You see, I have a writing partner, an accountability partner. More than three years ago, we met at Highlights Institute at Chautauqua, exchanged email addresses and a few pithy words while in line at the port-a-potty. Six months after Chautauqua, JC dug my email out of her bag, and sent me a message. It was the sweetest message one writer can send to another: "I think I know a good home for the novel you are writing." You see, she had met an editor at a conference who was looking for something like my project, and she wanted to share the news. It was so kind and thoughtful, and over the next few weeks, we shared our writing goals and struggles. We commiserated that no one else seemed to take it as seriously as we did. We weren't just dabbling. We were serious writers. So we made a pact that we adhere to even today.
Every morning, JC sends me her goals for the day, and I send her my goals for the day (via email). Then, at the end of the day, we own up. Did we meet our goals or not? Sometimes we even send the work to each other to PROVE it. Developing this partnership was a HUGE turning point in my writing. It made me goal-oriented and accountable to someone--a surprisingly hard thing to accomplish when you work alone.
Through the years, we have read hundreds of books (passed them back and forth through the mail) and proofed each others' work. We've shared lots of craft advice from other writers and read many such books. In Stephen's King's amazing work ON WRITING, he tells about when he started writing. His wife was so patient and supportive. When he finally sold his first novel, he wanted to celebrate, to get her something to thank her. For whatever reason (and due to the fact that he is, in fact, a man), he got her a hair dryer. Yes, a hair dryer. JC and I found this so hilarious that we pledged that the first one of us to sell a novel would buy the other a hair dryer.
And you guessed it. JC sold her first novel. I'm actually not supposed to tell you until the papers are signed, so don't tell anyone, but it's true. And it's big. And it's amazing and exciting and unbelieveable all at once. Because while we said over and over that we weren't giving up until we made it, a little tiny part of me always wondered and worried. What if? What if neither of us ever makes it?
But guess what? Now one of us has. And it feels like both of us. Really. Because we've been in the trenches together for so long. I wanted to see the editorial notes as much as she did. I went over the contract with a fine-toothed comb, too. I screamed and cried and celebrated on that big day last week, maybe as much as she did. Too bad we're several states apart and couldn't celebrate together. At least not yet. But we will.
Anyway, today is the day the hairdryer arrived. It is the most awesome, amazing, fantastic hairdryer EVER. I can't wait to use it. Or maybe I should bronze it. At any rate, I am paying very close attention to the quality and features of this hairdryer.
Because hopefully, I will have to purchase one myself.

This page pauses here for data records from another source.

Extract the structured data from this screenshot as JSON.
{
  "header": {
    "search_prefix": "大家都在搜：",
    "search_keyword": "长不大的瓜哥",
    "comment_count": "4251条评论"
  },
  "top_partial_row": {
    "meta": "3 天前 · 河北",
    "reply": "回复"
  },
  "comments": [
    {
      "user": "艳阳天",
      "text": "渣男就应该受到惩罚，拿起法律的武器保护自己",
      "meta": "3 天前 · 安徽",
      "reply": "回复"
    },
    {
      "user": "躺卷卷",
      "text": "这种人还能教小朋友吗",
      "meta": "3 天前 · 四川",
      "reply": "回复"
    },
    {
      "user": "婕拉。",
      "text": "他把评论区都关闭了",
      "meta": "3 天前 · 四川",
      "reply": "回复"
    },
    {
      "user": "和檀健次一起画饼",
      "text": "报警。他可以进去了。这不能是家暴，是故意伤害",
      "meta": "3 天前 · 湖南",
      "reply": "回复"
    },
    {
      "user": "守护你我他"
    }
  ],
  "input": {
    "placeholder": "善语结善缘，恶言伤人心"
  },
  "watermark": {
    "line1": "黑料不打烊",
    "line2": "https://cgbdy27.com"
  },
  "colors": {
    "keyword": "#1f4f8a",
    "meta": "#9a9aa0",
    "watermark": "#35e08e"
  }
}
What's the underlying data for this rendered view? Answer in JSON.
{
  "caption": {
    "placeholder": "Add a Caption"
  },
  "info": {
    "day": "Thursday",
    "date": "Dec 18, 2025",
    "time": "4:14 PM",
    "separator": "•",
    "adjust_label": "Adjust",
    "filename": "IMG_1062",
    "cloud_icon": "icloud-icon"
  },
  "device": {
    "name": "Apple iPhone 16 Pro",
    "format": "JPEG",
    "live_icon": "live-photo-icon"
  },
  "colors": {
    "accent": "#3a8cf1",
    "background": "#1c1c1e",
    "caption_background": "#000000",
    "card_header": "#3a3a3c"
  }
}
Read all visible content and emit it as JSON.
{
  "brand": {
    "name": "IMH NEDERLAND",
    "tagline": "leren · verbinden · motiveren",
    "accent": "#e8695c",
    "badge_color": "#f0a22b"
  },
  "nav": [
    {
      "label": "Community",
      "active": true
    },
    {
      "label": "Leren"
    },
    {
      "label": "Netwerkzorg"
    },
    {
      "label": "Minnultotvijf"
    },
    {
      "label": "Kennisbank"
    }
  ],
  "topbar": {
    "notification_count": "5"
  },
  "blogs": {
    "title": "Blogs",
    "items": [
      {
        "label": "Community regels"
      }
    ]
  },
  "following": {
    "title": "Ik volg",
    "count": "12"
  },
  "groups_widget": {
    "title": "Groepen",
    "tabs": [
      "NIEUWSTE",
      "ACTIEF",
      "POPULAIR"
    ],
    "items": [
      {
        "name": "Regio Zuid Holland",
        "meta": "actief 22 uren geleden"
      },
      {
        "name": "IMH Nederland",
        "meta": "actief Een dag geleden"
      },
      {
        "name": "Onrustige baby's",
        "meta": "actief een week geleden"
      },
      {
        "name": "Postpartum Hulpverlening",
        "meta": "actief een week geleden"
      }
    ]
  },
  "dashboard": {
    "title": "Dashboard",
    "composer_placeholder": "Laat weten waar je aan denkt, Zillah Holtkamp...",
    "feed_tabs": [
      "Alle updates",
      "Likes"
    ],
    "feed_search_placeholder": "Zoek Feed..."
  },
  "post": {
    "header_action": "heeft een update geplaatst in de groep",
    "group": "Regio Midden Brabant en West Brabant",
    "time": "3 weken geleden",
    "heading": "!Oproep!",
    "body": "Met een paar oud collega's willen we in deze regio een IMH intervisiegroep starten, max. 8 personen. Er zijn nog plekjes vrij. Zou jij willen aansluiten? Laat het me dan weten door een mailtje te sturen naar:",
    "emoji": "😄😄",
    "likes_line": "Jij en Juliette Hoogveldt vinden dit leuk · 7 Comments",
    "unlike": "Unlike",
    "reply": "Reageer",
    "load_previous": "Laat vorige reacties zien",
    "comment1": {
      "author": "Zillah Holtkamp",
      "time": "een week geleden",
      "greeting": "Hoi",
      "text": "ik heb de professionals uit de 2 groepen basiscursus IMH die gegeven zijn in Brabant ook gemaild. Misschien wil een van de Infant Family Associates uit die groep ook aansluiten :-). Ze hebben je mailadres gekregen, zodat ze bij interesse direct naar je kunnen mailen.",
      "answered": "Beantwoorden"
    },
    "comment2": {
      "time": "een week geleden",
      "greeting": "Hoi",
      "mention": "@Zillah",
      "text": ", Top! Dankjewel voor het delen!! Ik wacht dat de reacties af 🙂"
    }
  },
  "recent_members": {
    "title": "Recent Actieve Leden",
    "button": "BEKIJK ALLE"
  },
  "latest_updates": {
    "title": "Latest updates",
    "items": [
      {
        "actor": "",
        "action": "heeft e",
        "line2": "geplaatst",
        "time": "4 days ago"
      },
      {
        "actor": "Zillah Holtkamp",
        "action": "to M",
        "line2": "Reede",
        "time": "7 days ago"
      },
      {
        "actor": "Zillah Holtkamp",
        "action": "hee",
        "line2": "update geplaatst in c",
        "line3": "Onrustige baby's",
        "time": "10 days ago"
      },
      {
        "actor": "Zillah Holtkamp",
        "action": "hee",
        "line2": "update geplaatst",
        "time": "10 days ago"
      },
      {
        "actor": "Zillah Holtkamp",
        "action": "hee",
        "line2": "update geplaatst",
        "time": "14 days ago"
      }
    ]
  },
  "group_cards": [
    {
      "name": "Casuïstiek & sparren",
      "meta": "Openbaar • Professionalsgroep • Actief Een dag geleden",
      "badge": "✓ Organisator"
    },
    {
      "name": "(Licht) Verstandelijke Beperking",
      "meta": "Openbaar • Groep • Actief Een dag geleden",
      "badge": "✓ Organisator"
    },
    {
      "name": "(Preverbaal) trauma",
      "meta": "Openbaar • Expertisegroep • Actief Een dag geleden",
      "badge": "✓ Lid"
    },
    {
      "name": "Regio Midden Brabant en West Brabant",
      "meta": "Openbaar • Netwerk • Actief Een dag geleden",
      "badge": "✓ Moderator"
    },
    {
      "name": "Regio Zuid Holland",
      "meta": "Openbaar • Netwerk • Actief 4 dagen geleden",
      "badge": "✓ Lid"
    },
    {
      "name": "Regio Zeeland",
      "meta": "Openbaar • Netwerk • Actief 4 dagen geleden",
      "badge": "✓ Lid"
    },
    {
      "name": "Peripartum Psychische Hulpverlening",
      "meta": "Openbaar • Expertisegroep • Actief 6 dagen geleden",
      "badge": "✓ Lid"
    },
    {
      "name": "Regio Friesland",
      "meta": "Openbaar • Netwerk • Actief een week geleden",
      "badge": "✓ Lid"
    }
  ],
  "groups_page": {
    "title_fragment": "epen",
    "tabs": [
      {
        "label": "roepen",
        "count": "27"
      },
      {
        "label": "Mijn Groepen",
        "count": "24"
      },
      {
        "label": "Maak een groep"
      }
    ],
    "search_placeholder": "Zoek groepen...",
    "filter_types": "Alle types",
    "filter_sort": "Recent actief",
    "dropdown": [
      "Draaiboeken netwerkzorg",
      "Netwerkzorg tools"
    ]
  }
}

I hope to send an awesome hairdryer across three states one day.
But in the meantime, it is more than enough to have this hairdryer of my own, JC's contract, and the beginnings of a dream-come-true. No matter what happens in my career, I have a hard time believing it will beat this hairdryer.
I need to get going on my thank you note for said hairdryer, and I think I'll drop a line to ol' Stephen King while I'm at it.
Best of luck, JC. I will be touting your awesome novel right here, and yes, it is the one I predicted would be snatched up first. It is fantastic, and everyone is going to LOVE it. And to quote my favorite celebrity crush, "Oh, the places you'll go!"